The provision of data and consent to the processing of health data are voluntary, but their absence or lack of consent will prevent the performance of the electroepilation service.

​

Data recipients

​

The following categories of entities may have access to personal data:

authorized employees and associates of the administrator, 

service providers who provide the administrator with technical and organizational solutions enabling the provision of services (in particular, courier and postal companies, IT service providers, marketing, legal and advisory services and their authorized employees and associates). 

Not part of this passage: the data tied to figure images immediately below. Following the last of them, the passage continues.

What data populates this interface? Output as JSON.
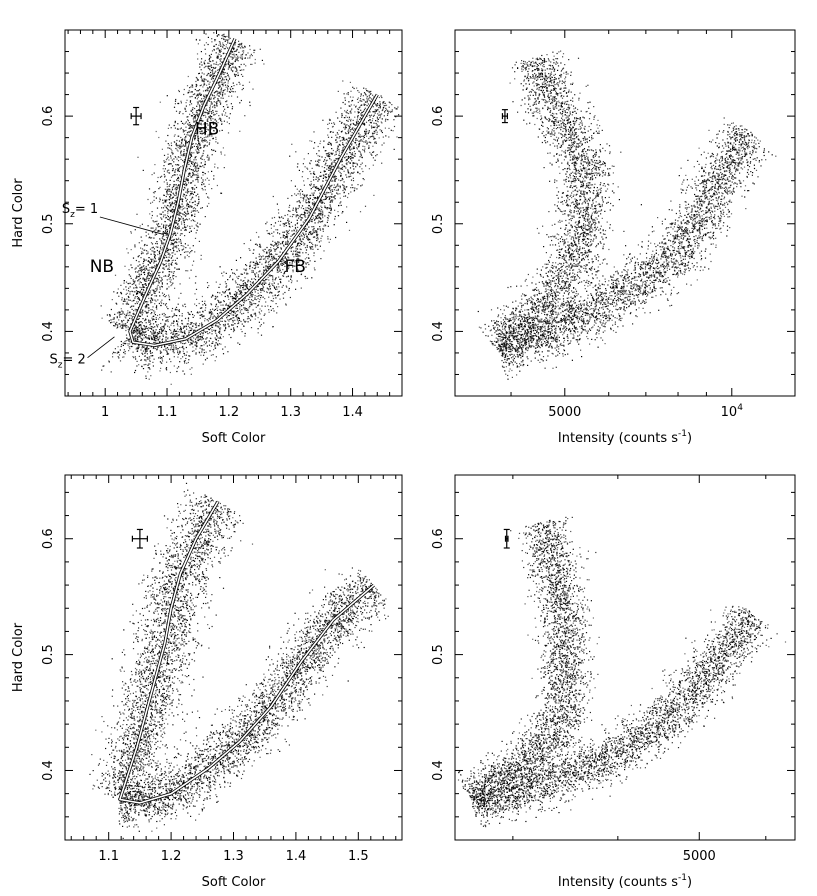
{
  "chart_data": [
    {
      "id": "top-left",
      "type": "scatter",
      "xlabel": "Soft Color",
      "ylabel": "Hard Color",
      "xlim": [
        0.935,
        1.48
      ],
      "ylim": [
        0.34,
        0.68
      ],
      "xscale": "linear",
      "xticks": [
        {
          "v": 1,
          "label": "1"
        },
        {
          "v": 1.1,
          "label": "1.1"
        },
        {
          "v": 1.2,
          "label": "1.2"
        },
        {
          "v": 1.3,
          "label": "1.3"
        },
        {
          "v": 1.4,
          "label": "1.4"
        }
      ],
      "yticks": [
        {
          "v": 0.4,
          "label": "0.4"
        },
        {
          "v": 0.5,
          "label": "0.5"
        },
        {
          "v": 0.6,
          "label": "0.6"
        }
      ],
      "branch_labels": [
        {
          "text": "HB",
          "x": 1.145,
          "y": 0.583
        },
        {
          "text": "NB",
          "x": 0.975,
          "y": 0.455
        },
        {
          "text": "FB",
          "x": 1.29,
          "y": 0.455
        }
      ],
      "sz_labels": [
        {
          "main": "S",
          "sub": "z",
          "rest": "= 1",
          "x": 0.93,
          "y": 0.51,
          "to": [
            1.095,
            0.49
          ]
        },
        {
          "main": "S",
          "sub": "z",
          "rest": "= 2",
          "x": 0.91,
          "y": 0.37,
          "to": [
            1.015,
            0.395
          ]
        }
      ],
      "error_bar": {
        "x": 1.05,
        "y": 0.6,
        "dx": 0.008,
        "dy": 0.008
      },
      "branches": [
        {
          "name": "HB",
          "path": [
            [
              1.21,
              0.672
            ],
            [
              1.185,
              0.64
            ],
            [
              1.16,
              0.61
            ],
            [
              1.14,
              0.58
            ],
            [
              1.128,
              0.55
            ],
            [
              1.118,
              0.52
            ],
            [
              1.105,
              0.49
            ],
            [
              1.085,
              0.465
            ],
            [
              1.065,
              0.44
            ],
            [
              1.05,
              0.42
            ],
            [
              1.035,
              0.4
            ]
          ],
          "width": 0.012
        },
        {
          "name": "NB-FB",
          "path": [
            [
              1.03,
              0.395
            ],
            [
              1.045,
              0.388
            ],
            [
              1.08,
              0.387
            ],
            [
              1.13,
              0.393
            ],
            [
              1.18,
              0.41
            ],
            [
              1.23,
              0.435
            ],
            [
              1.28,
              0.465
            ],
            [
              1.33,
              0.505
            ],
            [
              1.38,
              0.56
            ],
            [
              1.44,
              0.62
            ]
          ],
          "width": 0.013
        }
      ],
      "track": [
        [
          1.21,
          0.672
        ],
        [
          1.185,
          0.64
        ],
        [
          1.16,
          0.61
        ],
        [
          1.14,
          0.58
        ],
        [
          1.128,
          0.55
        ],
        [
          1.118,
          0.52
        ],
        [
          1.105,
          0.49
        ],
        [
          1.09,
          0.465
        ],
        [
          1.07,
          0.44
        ],
        [
          1.055,
          0.42
        ],
        [
          1.04,
          0.4
        ],
        [
          1.045,
          0.39
        ],
        [
          1.08,
          0.387
        ],
        [
          1.13,
          0.393
        ],
        [
          1.18,
          0.41
        ],
        [
          1.23,
          0.435
        ],
        [
          1.28,
          0.465
        ],
        [
          1.33,
          0.505
        ],
        [
          1.38,
          0.56
        ],
        [
          1.44,
          0.62
        ]
      ]
    },
    {
      "id": "top-right",
      "type": "scatter",
      "xlabel": "Intensity (counts s",
      "xlabel_sup": "-1",
      "xlabel_end": ")",
      "ylabel": "",
      "xlim": [
        3170,
        13000
      ],
      "ylim": [
        0.34,
        0.68
      ],
      "xscale": "log",
      "xticks": [
        {
          "v": 5000,
          "label": "5000"
        },
        {
          "v": 10000,
          "label": "10",
          "sup": "4"
        }
      ],
      "yticks": [
        {
          "v": 0.4,
          "label": "0.4"
        },
        {
          "v": 0.5,
          "label": "0.5"
        },
        {
          "v": 0.6,
          "label": "0.6"
        }
      ],
      "error_bar": {
        "x": 3900,
        "y": 0.6,
        "dx": 40,
        "dy": 0.006
      },
      "branches": [
        {
          "name": "upper",
          "path": [
            [
              4400,
              0.655
            ],
            [
              4550,
              0.63
            ],
            [
              4900,
              0.6
            ],
            [
              5300,
              0.57
            ],
            [
              5450,
              0.54
            ],
            [
              5400,
              0.51
            ],
            [
              5300,
              0.48
            ],
            [
              5000,
              0.45
            ],
            [
              4500,
              0.42
            ],
            [
              3950,
              0.395
            ],
            [
              3750,
              0.385
            ]
          ],
          "width": 0.012
        },
        {
          "name": "lower",
          "path": [
            [
              3800,
              0.385
            ],
            [
              4300,
              0.39
            ],
            [
              5200,
              0.41
            ],
            [
              6300,
              0.435
            ],
            [
              7500,
              0.46
            ],
            [
              8400,
              0.49
            ],
            [
              9200,
              0.53
            ],
            [
              9900,
              0.56
            ],
            [
              10800,
              0.585
            ]
          ],
          "width": 0.012
        }
      ]
    },
    {
      "id": "bottom-left",
      "type": "scatter",
      "xlabel": "Soft Color",
      "ylabel": "Hard Color",
      "xlim": [
        1.03,
        1.57
      ],
      "ylim": [
        0.34,
        0.655
      ],
      "xscale": "linear",
      "xticks": [
        {
          "v": 1.1,
          "label": "1.1"
        },
        {
          "v": 1.2,
          "label": "1.2"
        },
        {
          "v": 1.3,
          "label": "1.3"
        },
        {
          "v": 1.4,
          "label": "1.4"
        },
        {
          "v": 1.5,
          "label": "1.5"
        }
      ],
      "yticks": [
        {
          "v": 0.4,
          "label": "0.4"
        },
        {
          "v": 0.5,
          "label": "0.5"
        },
        {
          "v": 0.6,
          "label": "0.6"
        }
      ],
      "error_bar": {
        "x": 1.15,
        "y": 0.6,
        "dx": 0.012,
        "dy": 0.008
      },
      "branches": [
        {
          "name": "HB",
          "path": [
            [
              1.275,
              0.632
            ],
            [
              1.24,
              0.6
            ],
            [
              1.215,
              0.57
            ],
            [
              1.2,
              0.54
            ],
            [
              1.19,
              0.51
            ],
            [
              1.175,
              0.48
            ],
            [
              1.16,
              0.45
            ],
            [
              1.145,
              0.42
            ],
            [
              1.13,
              0.395
            ],
            [
              1.115,
              0.375
            ]
          ],
          "width": 0.013
        },
        {
          "name": "NB-FB",
          "path": [
            [
              1.115,
              0.372
            ],
            [
              1.15,
              0.372
            ],
            [
              1.2,
              0.38
            ],
            [
              1.26,
              0.402
            ],
            [
              1.31,
              0.425
            ],
            [
              1.36,
              0.455
            ],
            [
              1.41,
              0.495
            ],
            [
              1.46,
              0.53
            ],
            [
              1.525,
              0.56
            ]
          ],
          "width": 0.011
        }
      ],
      "track": [
        [
          1.275,
          0.632
        ],
        [
          1.24,
          0.6
        ],
        [
          1.215,
          0.57
        ],
        [
          1.2,
          0.54
        ],
        [
          1.19,
          0.51
        ],
        [
          1.175,
          0.48
        ],
        [
          1.16,
          0.45
        ],
        [
          1.145,
          0.42
        ],
        [
          1.13,
          0.395
        ],
        [
          1.118,
          0.375
        ],
        [
          1.15,
          0.372
        ],
        [
          1.2,
          0.38
        ],
        [
          1.26,
          0.402
        ],
        [
          1.31,
          0.425
        ],
        [
          1.36,
          0.455
        ],
        [
          1.41,
          0.495
        ],
        [
          1.46,
          0.53
        ],
        [
          1.525,
          0.56
        ]
      ]
    },
    {
      "id": "bottom-right",
      "type": "scatter",
      "xlabel": "Intensity (counts s",
      "xlabel_sup": "-1",
      "xlabel_end": ")",
      "ylabel": "",
      "xlim": [
        2560,
        6500
      ],
      "ylim": [
        0.34,
        0.655
      ],
      "xscale": "log",
      "xticks": [
        {
          "v": 5000,
          "label": "5000"
        }
      ],
      "yticks": [
        {
          "v": 0.4,
          "label": "0.4"
        },
        {
          "v": 0.5,
          "label": "0.5"
        },
        {
          "v": 0.6,
          "label": "0.6"
        }
      ],
      "error_bar": {
        "x": 2950,
        "y": 0.6,
        "dx": 10,
        "dy": 0.008
      },
      "branches": [
        {
          "name": "upper",
          "path": [
            [
              3250,
              0.615
            ],
            [
              3330,
              0.58
            ],
            [
              3420,
              0.55
            ],
            [
              3460,
              0.52
            ],
            [
              3480,
              0.49
            ],
            [
              3460,
              0.46
            ],
            [
              3400,
              0.44
            ],
            [
              3250,
              0.42
            ],
            [
              3050,
              0.405
            ],
            [
              2850,
              0.39
            ],
            [
              2680,
              0.375
            ]
          ],
          "width": 0.011
        },
        {
          "name": "lower",
          "path": [
            [
              2680,
              0.372
            ],
            [
              2900,
              0.378
            ],
            [
              3250,
              0.39
            ],
            [
              3700,
              0.405
            ],
            [
              4200,
              0.425
            ],
            [
              4650,
              0.45
            ],
            [
              5000,
              0.475
            ],
            [
              5400,
              0.505
            ],
            [
              5800,
              0.535
            ]
          ],
          "width": 0.01
        }
      ]
    }
  ]
}
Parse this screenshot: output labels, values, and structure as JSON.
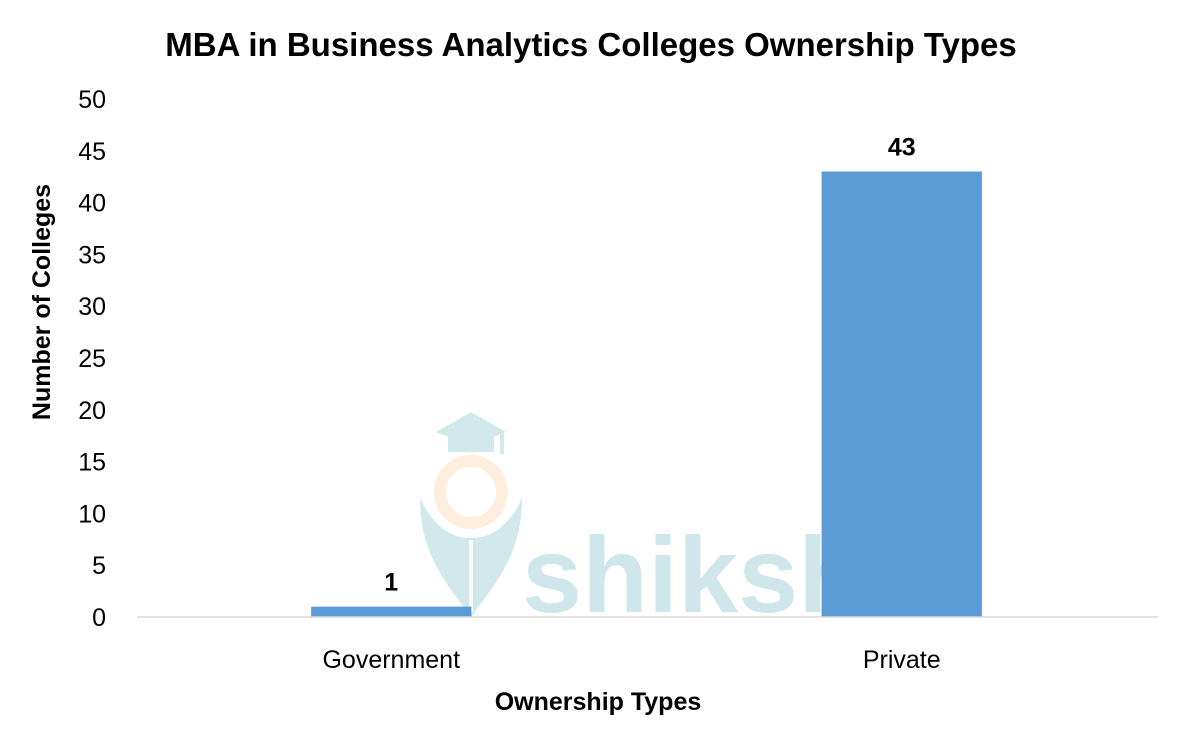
{
  "watermark": {
    "text": "shiksha",
    "color": "#bfe0e3",
    "accent_color": "#fde8cf",
    "icon": "graduation-cap-pen-icon"
  },
  "chart_data": {
    "type": "bar",
    "title": "MBA in Business Analytics Colleges Ownership Types",
    "xlabel": "Ownership Types",
    "ylabel": "Number of Colleges",
    "categories": [
      "Government",
      "Private"
    ],
    "series": [
      {
        "values": [
          1,
          43
        ],
        "color": "#5b9bd5"
      }
    ],
    "data_labels": [
      "1",
      "43"
    ],
    "ylim": [
      0,
      50
    ],
    "yticks": [
      "0",
      "5",
      "10",
      "15",
      "20",
      "25",
      "30",
      "35",
      "40",
      "45",
      "50"
    ],
    "grid": false,
    "legend": "none",
    "axis_color": "#d9d9d9"
  }
}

Data may also be transferred to recipients in third countries, i.e. outside the European Economic Area, such as Google LLC and the Rocket Science Group LLC d / b / a MailChimp, which are certified under the EU-US Privacy Shield, which can be checked at any time at: https://www.privacyshield.gov/list.

Except as indicated, the controller will not transfer or permit the transfer of personal data outside the EEA unless it takes appropriate measures to ensure compliance with the GDPR. This may include the transfer of personal data to a recipient in a country that, in accordance with a decision of the European Commission, ensures an adequate level of data protection, or to a recipient in the United States that is certified under the EU-US Privacy Shield program.

​

Rights of the data subject

​

You have the right to:

access to your data and receive a copy of them; rectification (correction) of your data; deletion of data if you believe that there are no grounds for the processing of your data by the administrator; restriction of data processing if you believe that the data are incorrect or are processed unreasonably, and you do not want them to be deleted, because they are needed to establish, pursue or defend claims, or for the time of objecting to the processing; object to processing for direct marketing purposes, including profiling, as well as to processing based on legitimate interest for purposes other than direct marketing, and when the processing is necessary for the performance of a task carried out in the public interest or in the exercise of official authority vested in US;  receive from the controller in a structured, commonly used and machine-readable format your personal data that you have provided on the basis of consent or contract, as well as the possibility to order the transmission of these data directly to another entity; lodge a complaint with the supervisory authority if you believe that the processing of personal data violates the provisions of the GDPR; withdraw consent to the processing of personal data at any time if the data are processed on the basis of consent. The withdrawal of consent does not affect the lawfulness of the processing that was carried out on the basis of consent before its withdrawal. 

​

Data retention period

​

The personal data provided by you will be processed for the period necessary to achieve the purposes for which they were collected. This period is not permanent and depends on the decisions regarding the use of the administrator's services. In the event of termination or termination of the contract, the period of processing of personal data by the administrator is determined by the limitation periods for claims arising from the Civil Code and legal obligations in the field of taxes and accounting. This means that the Administrator will not process the data for more than 6 years from the end of the contract. Personal data processed on the basis of consent will be processed until it is withdrawn.